The need for research in the time of COVID

As a hub for this scholarly work, the CRPC will examine the interaction between the biological sciences and diverse social factors that contribute to health disparities. The timing of the center’s establishment is especially relevant, as the COVID pandemic is disproportionately affecting the nation’s most vulnerable populations, including communities of color. 

“We are excited to launch this important interdisciplinary work and look forward to seeing the CRPC grow and thrive in the years to come” says Lorraine Frazier, Ph.D., Dean, Columbia University School of Nursing and Senior Vice President, Columbia University Irving Medical Center. “Under Dr. Taylor’s leadership, the center will be a focal point for important research and for supporting investigators in areas that have not been fully addressed before.”

One recently published CRPC study examines an issue that has been poorly understood—the effects of high blood pressure on pregnancy, preeclampsia or eclampsia, and the epigenetics of this phenomenon, especially among African Americans.

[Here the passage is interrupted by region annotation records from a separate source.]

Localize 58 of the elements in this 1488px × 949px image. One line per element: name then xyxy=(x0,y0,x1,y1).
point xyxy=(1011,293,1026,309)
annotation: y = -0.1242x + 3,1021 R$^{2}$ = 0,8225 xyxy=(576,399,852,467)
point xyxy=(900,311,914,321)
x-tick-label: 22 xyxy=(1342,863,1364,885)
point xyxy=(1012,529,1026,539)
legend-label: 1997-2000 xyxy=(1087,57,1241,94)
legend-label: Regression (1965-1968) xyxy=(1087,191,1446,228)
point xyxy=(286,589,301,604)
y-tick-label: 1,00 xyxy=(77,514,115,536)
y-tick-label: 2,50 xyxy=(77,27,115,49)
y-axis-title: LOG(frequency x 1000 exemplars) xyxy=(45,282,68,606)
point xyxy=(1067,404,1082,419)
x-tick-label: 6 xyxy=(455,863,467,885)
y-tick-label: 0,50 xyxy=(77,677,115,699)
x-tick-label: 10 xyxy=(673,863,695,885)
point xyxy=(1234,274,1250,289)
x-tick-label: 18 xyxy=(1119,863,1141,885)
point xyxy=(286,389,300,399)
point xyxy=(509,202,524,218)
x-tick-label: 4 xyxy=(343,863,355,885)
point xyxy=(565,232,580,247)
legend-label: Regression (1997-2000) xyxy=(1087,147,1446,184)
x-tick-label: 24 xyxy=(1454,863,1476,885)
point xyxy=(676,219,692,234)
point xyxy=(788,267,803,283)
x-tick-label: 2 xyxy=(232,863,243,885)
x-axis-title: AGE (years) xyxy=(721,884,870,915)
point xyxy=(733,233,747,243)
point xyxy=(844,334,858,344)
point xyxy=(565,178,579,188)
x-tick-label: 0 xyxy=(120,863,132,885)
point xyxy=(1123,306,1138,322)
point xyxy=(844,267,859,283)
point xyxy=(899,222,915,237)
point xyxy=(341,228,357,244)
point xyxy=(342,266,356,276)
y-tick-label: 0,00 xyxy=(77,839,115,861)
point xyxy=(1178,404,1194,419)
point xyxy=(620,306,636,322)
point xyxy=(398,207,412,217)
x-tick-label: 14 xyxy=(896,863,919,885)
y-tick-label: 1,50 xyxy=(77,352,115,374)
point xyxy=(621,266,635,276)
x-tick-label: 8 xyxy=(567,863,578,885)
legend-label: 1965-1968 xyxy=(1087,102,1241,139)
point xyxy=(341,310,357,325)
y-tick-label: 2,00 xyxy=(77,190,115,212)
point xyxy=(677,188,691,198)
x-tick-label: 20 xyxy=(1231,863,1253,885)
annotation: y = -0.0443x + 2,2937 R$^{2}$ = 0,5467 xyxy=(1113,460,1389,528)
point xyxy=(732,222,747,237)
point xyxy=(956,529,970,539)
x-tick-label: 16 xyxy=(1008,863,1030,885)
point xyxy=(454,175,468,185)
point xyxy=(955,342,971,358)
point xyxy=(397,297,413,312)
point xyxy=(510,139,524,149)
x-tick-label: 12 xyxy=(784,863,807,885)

Another project under the CRPC’s aegis focuses on gene sequencing: Whole Genome Sequencing as a Screening Tool for Cardiovascular Diseases among African Americans in the Community, Presidential Early Career Award for Scientists and Engineers (PECASE), NIH/NINR. The grant, awarded by President Barack Obama in 2017, is the highest honor from the federal government to scientists and engineers. As principal investigator on the project, Taylor is examining next-generation sequencing-environment interactions on blood pressure among African Americans. 

To view a complete list of CRCP research please visit the website.

About Jacquelyn Y. Taylor

In addition to her new role as the CRPC’s director, Jacquelyn Y. Taylor is the Helen F. Petit Professor at the Columbia University School of Nursing. She earned her bachelor’s, master’s and Ph.D. in nursing from Wayne State University College of Nursing in Detroit and did postdoctoral work in Urban Health Aging at the Wayne State University Institute of Gerontology. Taylor has also completed additional training in molecular genetics at Georgetown University, and in cardiovascular genetic epidemiology at Washington University in St. Louis.

Taylor’s commitment to the health of minority populations is reflected in her former role as Associate Dean of Diversity and Inclusion at Yale, her participation on the Diversity Committee of the American Heart Association Cardiovascular and Stroke Nursing Council, her service as co-chair of the Genetics Healthcare Expert Panel with the American Academy of Nursing, as well as in the six commendations she has received from local (state representatives) and national groups (senators) for her commitment to health care in the African American community. Taylor is also the recipient of the 2018 Mary Mahoney Award from the American Nurses Association, for making significant contributions to opening and advancing equal opportunities in nursing for members of minority groups. In 2019, she was elected to the National Academy of Medicine.